Under these conditions, I support the Greek people against what I branded during my 2006-07 Presidential election campaign "the blackmail of financial fascism," since that is the truth of the matter today. The Greeks on October 28 commemorated their day of "No," a "No" they adopted on October 28, 1940 against Benito Mussolini, leading to the defeat of his army. Hitler had to send his troops later to crush Greece and was obliged to delay his offensive against the Soviet Union in 1941, a situation which led to his defeat before reaching Moscow under Russian winter conditions. Hence, we owe a large debt to Greece.

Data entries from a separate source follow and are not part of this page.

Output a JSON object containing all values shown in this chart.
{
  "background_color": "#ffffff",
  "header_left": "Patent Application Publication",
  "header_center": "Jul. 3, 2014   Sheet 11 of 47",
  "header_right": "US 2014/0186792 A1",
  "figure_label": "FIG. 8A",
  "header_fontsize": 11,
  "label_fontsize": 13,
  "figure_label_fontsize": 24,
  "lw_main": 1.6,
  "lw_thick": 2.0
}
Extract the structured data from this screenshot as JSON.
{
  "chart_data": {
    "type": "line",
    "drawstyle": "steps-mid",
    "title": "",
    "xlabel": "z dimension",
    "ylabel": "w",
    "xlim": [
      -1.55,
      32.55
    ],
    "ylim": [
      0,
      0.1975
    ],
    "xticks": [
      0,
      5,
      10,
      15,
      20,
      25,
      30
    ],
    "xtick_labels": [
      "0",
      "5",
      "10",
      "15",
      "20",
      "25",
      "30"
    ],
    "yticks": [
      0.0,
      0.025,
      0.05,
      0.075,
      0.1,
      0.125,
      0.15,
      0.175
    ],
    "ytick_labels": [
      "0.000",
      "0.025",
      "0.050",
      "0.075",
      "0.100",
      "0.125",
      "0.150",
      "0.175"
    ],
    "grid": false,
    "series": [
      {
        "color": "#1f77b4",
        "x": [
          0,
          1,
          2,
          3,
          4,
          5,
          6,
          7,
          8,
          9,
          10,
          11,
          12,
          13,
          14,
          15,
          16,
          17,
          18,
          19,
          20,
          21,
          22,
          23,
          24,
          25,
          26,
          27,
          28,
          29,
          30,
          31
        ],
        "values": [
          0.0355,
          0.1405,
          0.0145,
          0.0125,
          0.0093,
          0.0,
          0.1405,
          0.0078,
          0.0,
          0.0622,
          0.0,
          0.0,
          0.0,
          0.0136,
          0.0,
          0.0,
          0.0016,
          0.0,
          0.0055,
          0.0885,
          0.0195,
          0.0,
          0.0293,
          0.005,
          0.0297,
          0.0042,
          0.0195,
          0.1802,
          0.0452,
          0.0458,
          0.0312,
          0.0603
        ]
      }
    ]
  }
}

As an old Greek Resistance fighter declared: "Yesterday we said no to the Fascist occupation, today we say no to the protectorate."
The time has come to end the bailout of megabanks and to separate investment banks from deposit and credit banks in order to deprive the speculators of their ammunition. Nicolas Sarkozy said the opposite during his television remarks on Oct. 27. That puts him on the side of Obama and the adversaries of the independence of nation-states.
It is a policy contrary to Greece's, a country which still defends it existence as a republic. Since for Greece, as for us, once the "universal" investment banks are prevented from being a nuisance, then a public system of productive credit has to be created, a system capable of reorganizing our economies, not in the interest of substance-looting imperial monetarism, but in the interest of the creation of resources for the common good. Such a policy never employs austerity imposed by strangulation of its victims and complacency among the authors of the crime.
Organized bankruptcies must be undertaken immediately in this context, protecting what is required for society to operate and eliminating what has been a parasite for 40 years. Long live a Free Greece, and a long live our own liberation from the financial powers!